Accordingly, Plaintiff’s Motion to Quash is GRANTED IN PART AND DENIED IN PART. The subpoena is modified to include only records pertaining to individual treatment Plaintiff received from Integrity Counseling Group.
III. Sanctions
In making an order pursuant to California Code of Civil Procedure section 1987.1, “the court may in its discretion award the amount of the reasonable expenses incurred in making or opposing the motion, including reasonable attorney's fees, if the court finds the motion was made or opposed in bad faith or without substantial justification or that one or more of the requirements of the subpoena was oppressive.” (Code Civ.
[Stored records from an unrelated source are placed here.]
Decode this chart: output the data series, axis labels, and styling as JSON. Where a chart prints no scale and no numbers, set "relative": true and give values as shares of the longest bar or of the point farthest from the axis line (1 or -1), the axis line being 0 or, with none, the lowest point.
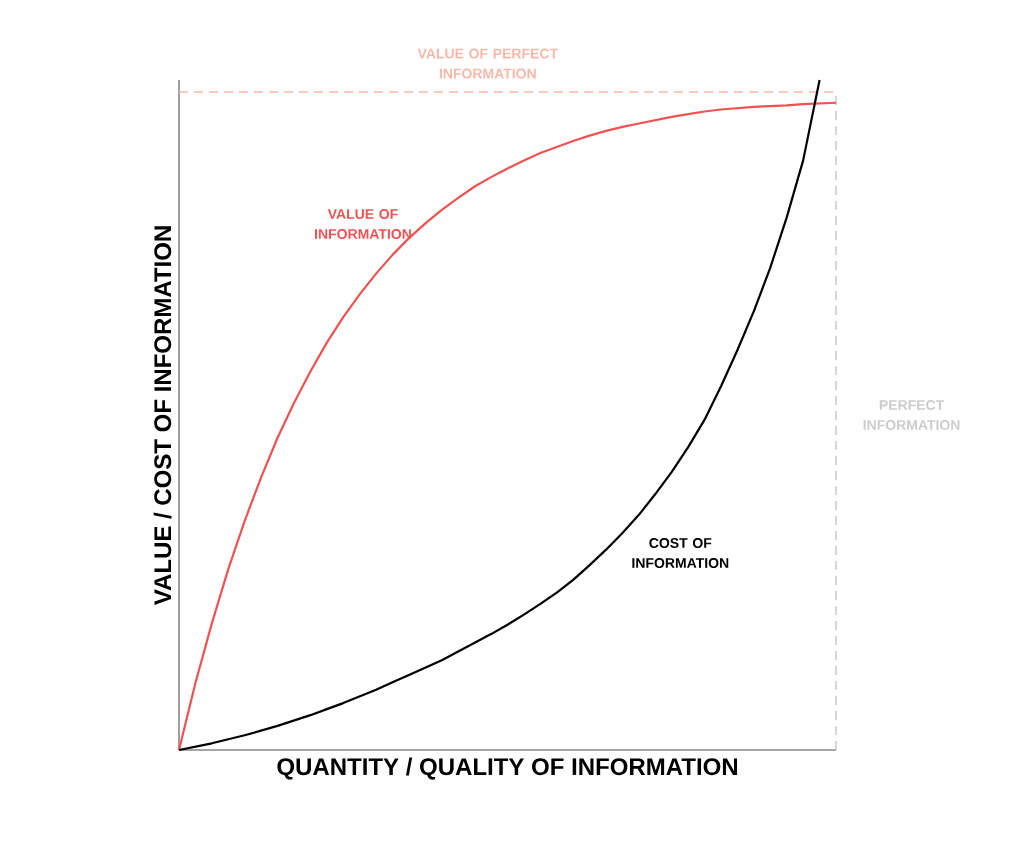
{
  "chart_data": {
    "type": "line",
    "relative": true,
    "xlabel": "QUANTITY / QUALITY OF INFORMATION",
    "ylabel": "VALUE / COST OF INFORMATION",
    "categories": [
      null,
      null,
      null,
      null,
      null,
      null,
      null,
      null,
      null,
      null,
      null,
      null,
      null,
      null,
      null,
      null,
      null,
      null,
      null,
      null,
      null,
      null,
      null,
      null,
      null,
      null,
      null,
      null,
      null,
      null,
      null,
      null,
      null,
      null,
      null,
      null,
      null,
      null,
      null,
      null,
      null
    ],
    "series": [
      {
        "name": "VALUE OF INFORMATION",
        "color": "#f05252",
        "values": [
          0,
          0.1,
          0.189,
          0.27,
          0.342,
          0.407,
          0.466,
          0.518,
          0.565,
          0.608,
          0.646,
          0.68,
          0.711,
          0.739,
          0.764,
          0.786,
          0.806,
          0.824,
          0.841,
          0.855,
          0.868,
          0.88,
          0.891,
          0.9,
          0.909,
          0.917,
          0.924,
          0.93,
          0.935,
          0.94,
          0.945,
          0.949,
          0.953,
          0.956,
          0.958,
          0.96,
          0.961,
          0.962,
          0.964,
          0.965,
          0.966
        ]
      },
      {
        "name": "COST OF INFORMATION",
        "color": "#000000",
        "values": [
          0,
          0.005,
          0.01,
          0.016,
          0.022,
          0.029,
          0.036,
          0.044,
          0.052,
          0.061,
          0.07,
          0.08,
          0.09,
          0.101,
          0.112,
          0.123,
          0.134,
          0.147,
          0.16,
          0.173,
          0.187,
          0.202,
          0.218,
          0.235,
          0.254,
          0.276,
          0.299,
          0.324,
          0.351,
          0.382,
          0.415,
          0.452,
          0.493,
          0.543,
          0.597,
          0.655,
          0.72,
          0.795,
          0.88,
          1.0,
          null
        ]
      }
    ],
    "ref_lines": [
      {
        "axis": "y",
        "value": 0.982,
        "label": "VALUE OF PERFECT INFORMATION",
        "color": "#f7b8a8",
        "line_style": "dashed"
      },
      {
        "axis": "x",
        "label": "PERFECT INFORMATION",
        "color": "#cccccc",
        "line_style": "dashed"
      }
    ]
  }
}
Proc., § 1987.2, subd. (a).)
The Court declines to award expenses as the motion was not made or opposed in bad faith or without substantial justification.
Moving party to give notice.
IT IS SO ORDERED.
Dated: October 17, 2023 ___________________________________
Randolph M. Hammock
Judge of the Superior Court
Any party may submit on the tentative ruling by contacting the courtroom via email at Smcdept49@lacourt.org by no later than 4:00 p.m. the day before the hearing. All interested parties must be copied on the email. It should be noted that if you submit on a tentative ruling the court will still conduct a hearing if any party appears. By submitting on the tentative you have, in essence, waived your right to be present at the hearing, and you should be aware that the court may not adopt the tentative, and may issue an order which modifies the tentative ruling in whole or in part.